The IAEA said on Monday it had begun interviewing Iraqi scientists and was ready to take them abroad if needed.
But Gwozdecky urged states to guarantee protection for these scientists and their families. The United States, in particular, has yet to offer blanket
guarantees of asylum to all the Iraqis the inspectors question.
"Governments have to step forward and offer protection and even asylum to those people," he said on Tuesday.
"We don't control governmental decisions in this regard, so that is something we cannot control the pace of. We are prepared to use the authority,
but we have to think it through."
MISSING BOMBS
At the United Nations in New York, sources familiar with Iraq's arms declarations said it had failed to account for a quantity of around 6,000
chemical bombs that its own documents said had been left over from its 1980-88 war with Iran.
Washington has made no secret of its build-up of forces across the region to back its threat to wage war on Iraq.

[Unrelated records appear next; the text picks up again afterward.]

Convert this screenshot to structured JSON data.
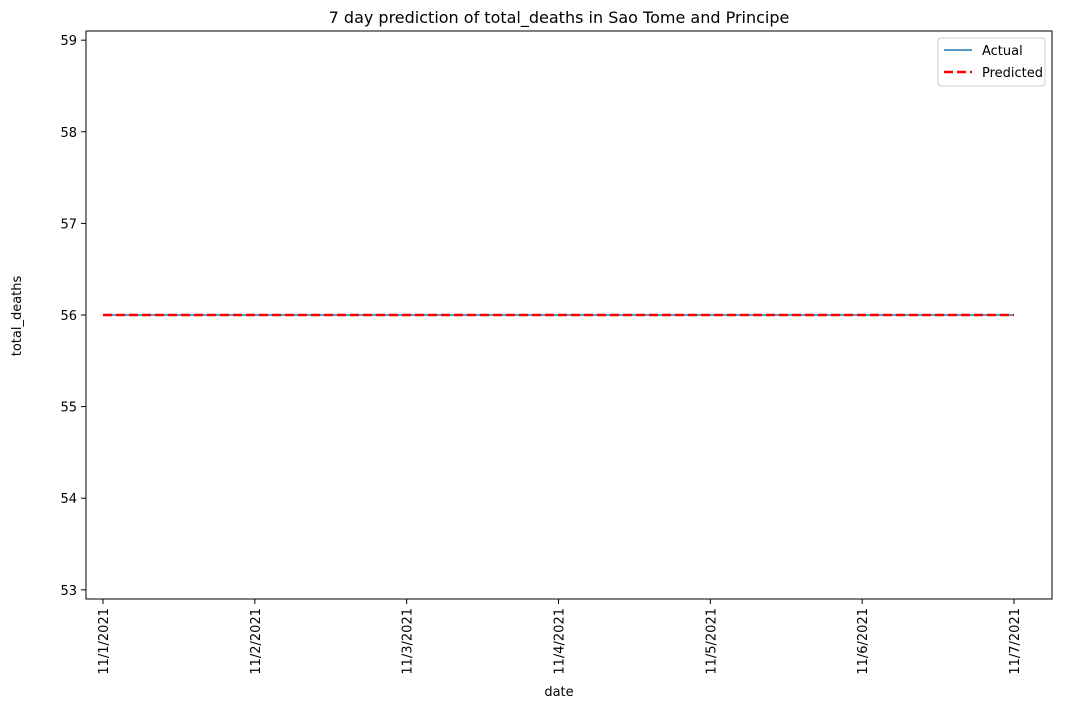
{
  "chart_data": {
    "type": "line",
    "title": "7 day prediction of total_deaths in Sao Tome and Principe",
    "xlabel": "date",
    "ylabel": "total_deaths",
    "x": [
      "11/1/2021",
      "11/2/2021",
      "11/3/2021",
      "11/4/2021",
      "11/5/2021",
      "11/6/2021",
      "11/7/2021"
    ],
    "ylim": [
      52.9,
      59.1
    ],
    "yticks": [
      53,
      54,
      55,
      56,
      57,
      58,
      59
    ],
    "grid": false,
    "legend_position": "top-right",
    "series": [
      {
        "name": "Actual",
        "values": [
          56,
          56,
          56,
          56,
          56,
          56,
          56
        ],
        "color": "#1f77b4",
        "style": "solid"
      },
      {
        "name": "Predicted",
        "values": [
          56,
          56,
          56,
          56,
          56,
          56,
          56
        ],
        "color": "#ff0000",
        "style": "dashed"
      }
    ]
  }
}
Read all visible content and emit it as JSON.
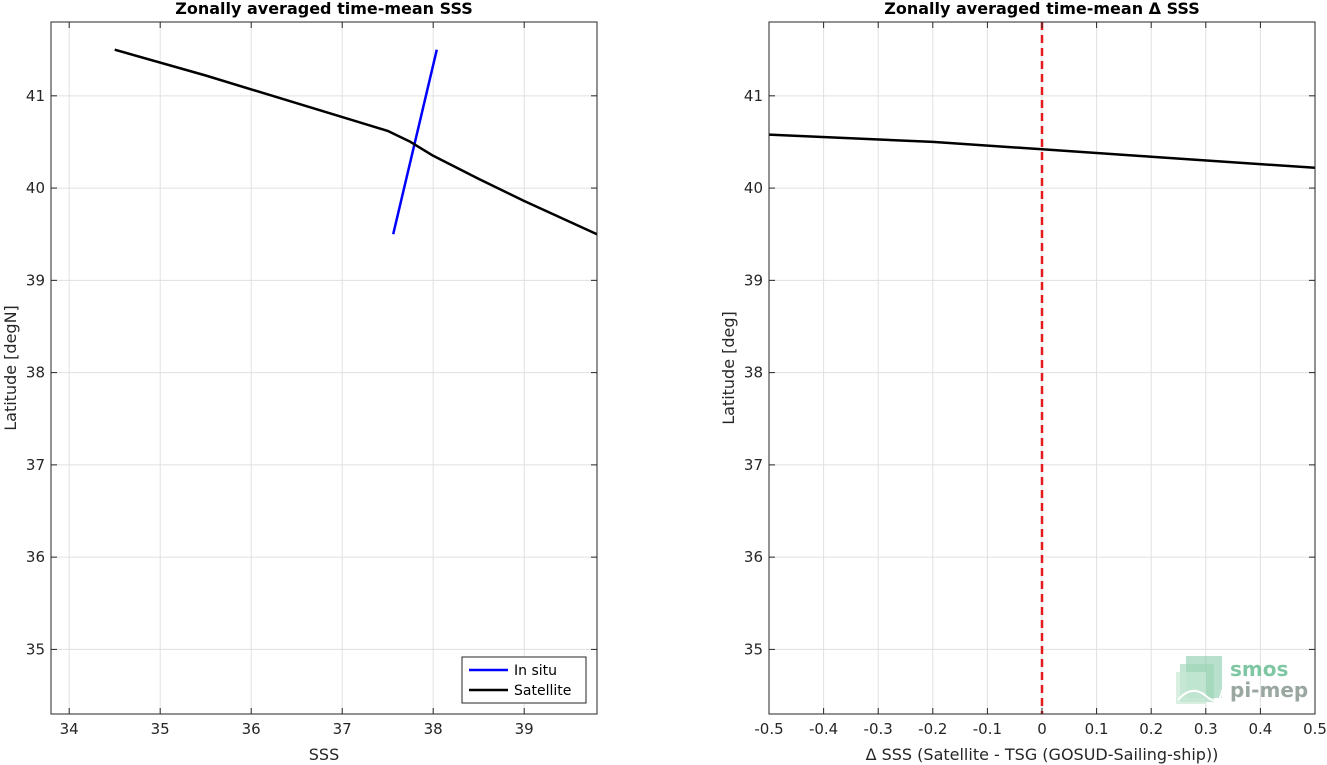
{
  "chart_data": [
    {
      "type": "line",
      "title": "Zonally averaged time-mean SSS",
      "xlabel": "SSS",
      "ylabel": "Latitude [degN]",
      "xlim": [
        33.8,
        39.8
      ],
      "ylim": [
        34.3,
        41.8
      ],
      "xticks": [
        34,
        35,
        36,
        37,
        38,
        39
      ],
      "yticks": [
        35,
        36,
        37,
        38,
        39,
        40,
        41
      ],
      "grid": true,
      "legend": "bottom-right",
      "series": [
        {
          "name": "In situ",
          "color": "#0000ff",
          "x": [
            37.56,
            38.04
          ],
          "y": [
            39.5,
            41.5
          ]
        },
        {
          "name": "Satellite",
          "color": "#000000",
          "x": [
            34.5,
            35.5,
            36.5,
            37.5,
            37.75,
            38.0,
            38.5,
            39.0,
            39.8
          ],
          "y": [
            41.5,
            41.22,
            40.92,
            40.62,
            40.5,
            40.35,
            40.1,
            39.86,
            39.5
          ]
        }
      ]
    },
    {
      "type": "line",
      "title": "Zonally averaged time-mean Δ SSS",
      "xlabel": "Δ SSS (Satellite - TSG (GOSUD-Sailing-ship))",
      "ylabel": "Latitude [deg]",
      "xlim": [
        -0.5,
        0.5
      ],
      "ylim": [
        34.3,
        41.8
      ],
      "xticks": [
        -0.5,
        -0.4,
        -0.3,
        -0.2,
        -0.1,
        0,
        0.1,
        0.2,
        0.3,
        0.4,
        0.5
      ],
      "yticks": [
        35,
        36,
        37,
        38,
        39,
        40,
        41
      ],
      "grid": true,
      "reference_line": {
        "x": 0,
        "color": "#e41a1c",
        "style": "dashed"
      },
      "series": [
        {
          "name": "",
          "color": "#000000",
          "x": [
            -0.5,
            -0.2,
            0,
            0.2,
            0.5
          ],
          "y": [
            40.58,
            40.5,
            40.42,
            40.34,
            40.22
          ]
        }
      ]
    }
  ],
  "logo": {
    "line1": "smos",
    "line2": "pi-mep"
  }
}
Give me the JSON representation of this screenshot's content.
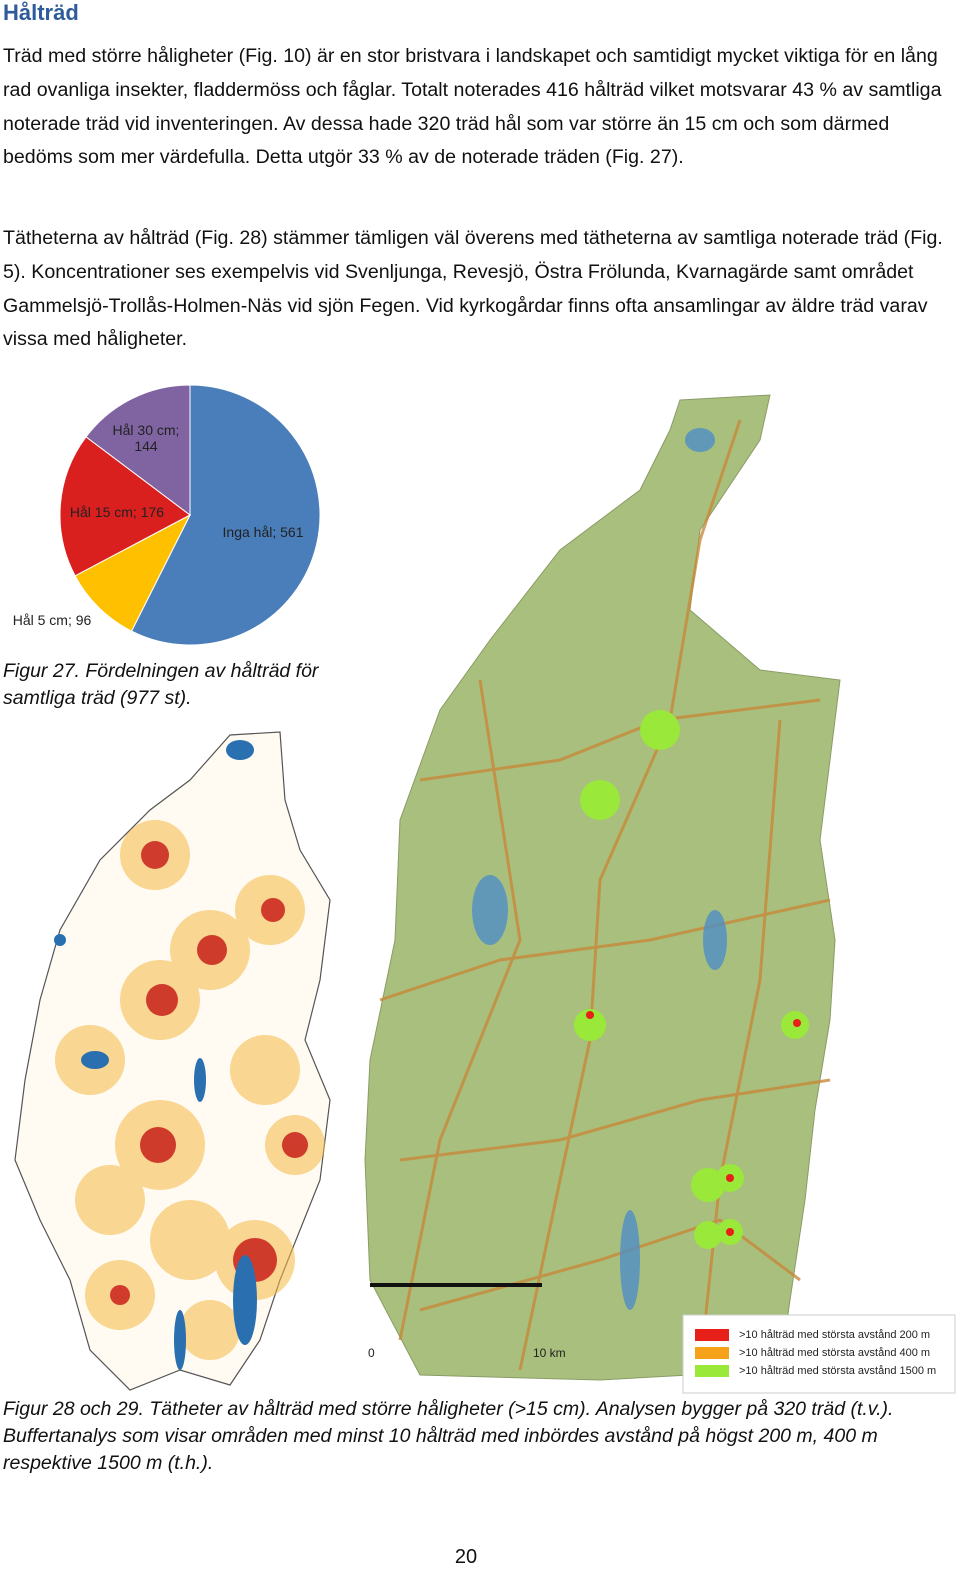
{
  "header": {
    "title": "Hålträd"
  },
  "paragraphs": [
    "Träd med större håligheter (Fig. 10) är en stor bristvara i landskapet och samtidigt mycket viktiga för en lång rad ovanliga insekter, fladdermöss och fåglar. Totalt noterades 416 hålträd vilket motsvarar 43 % av samtliga noterade träd vid inventeringen. Av dessa hade 320 träd hål som var större än 15 cm och som därmed bedöms som mer värdefulla. Detta utgör 33 % av de noterade träden (Fig. 27).",
    "Tätheterna av hålträd (Fig. 28) stämmer tämligen väl överens med tätheterna av samtliga noterade träd (Fig. 5). Koncentrationer ses exempelvis vid Svenljunga, Revesjö, Östra Frölunda, Kvarnagärde samt området Gammelsjö-Trollås-Holmen-Näs vid sjön Fegen. Vid kyrkogårdar finns ofta ansamlingar av äldre träd varav vissa med håligheter."
  ],
  "chart_data": {
    "type": "pie",
    "values": [
      561,
      96,
      176,
      144
    ],
    "value_labels": [
      "Inga hål; 561",
      "Hål 5 cm; 96",
      "Hål 15 cm; 176",
      "Hål 30 cm; 144"
    ],
    "colors": [
      "#4a7ebb",
      "#ffc000",
      "#d9201f",
      "#8064a2"
    ]
  },
  "figure27_caption": "Figur 27. Fördelningen av hålträd för samtliga träd (977 st).",
  "map": {
    "scale_labels": [
      "0",
      "10 km"
    ],
    "legend": [
      {
        "label": ">10 hålträd med största avstånd 200 m",
        "color": "#e8201a"
      },
      {
        "label": ">10 hålträd med största avstånd 400 m",
        "color": "#f5a21a"
      },
      {
        "label": ">10 hålträd med största avstånd 1500 m",
        "color": "#99e83a"
      }
    ]
  },
  "figure28_caption": "Figur 28 och 29. Tätheter av hålträd med större håligheter (>15 cm). Analysen bygger på 320 träd (t.v.). Buffertanalys som visar områden med minst 10 hålträd med inbördes avstånd på högst 200 m, 400 m respektive 1500 m (t.h.).",
  "page_number": "20"
}
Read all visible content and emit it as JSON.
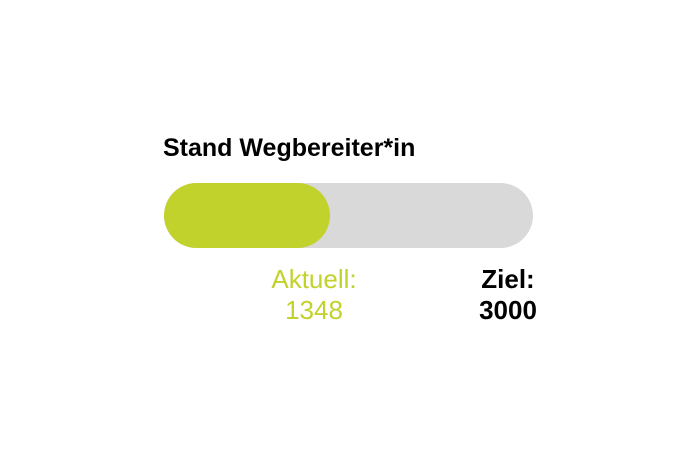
{
  "title": "Stand Wegbereiter*in",
  "progress": {
    "current_label": "Aktuell:",
    "current_value": "1348",
    "target_label": "Ziel:",
    "target_value": "3000",
    "current": 1348,
    "target": 3000
  },
  "colors": {
    "accent_green": "#c2d22d",
    "track_gray": "#d9d9d9",
    "text_black": "#000000",
    "background": "#ffffff"
  },
  "chart_data": {
    "type": "bar",
    "orientation": "horizontal",
    "title": "Stand Wegbereiter*in",
    "categories": [
      "Wegbereiter*in"
    ],
    "values": [
      1348
    ],
    "target": 3000,
    "xlim": [
      0,
      3000
    ],
    "percent_complete": 44.9,
    "grid": false,
    "legend": false,
    "annotations": [
      "Aktuell: 1348",
      "Ziel: 3000"
    ]
  }
}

Iraq, which insists it has scrapped all banned weapons programs, on Monday shot down an unmanned U.S. Predator spy plane worth $3 million over the
south of the country.
Iraqi Deputy Prime Minister Tareq Aziz told an Arab solidarity conference in Baghdad the same day: "Is it possible that all this military
build-up...is merely for targeting Iraq and changing the Iraqi ruling regime as they alleged?
"It is a strategic build-up for a war at the level of a world war which is at this stage targeting all the Arab nation."
Turkey, a NATO member that is one of Washington's closest allies and borders Iraq, is expected to provide airbases and other support if the United
States does go to war.
Prime Minister Abdullah Gul summoned his top ministers on Monday night for talks on Iraq, and a top Israeli general was in Ankara to meet his Turkish
counterpart on Tuesday.
"Our talks about developments in our neighbor should not be seen as preparation for war but we have to be prepared for scenarios," Gul told a
meeting of his Justice and Development Party in parliament.
The threat of war in Iraq and the disruption in supplies from strike-bound Venezuela pushed oil prices near two-year highs on Tuesday. U.S. light
crude hit a peak of $32 a barrel in early trade, its highest since January 2001.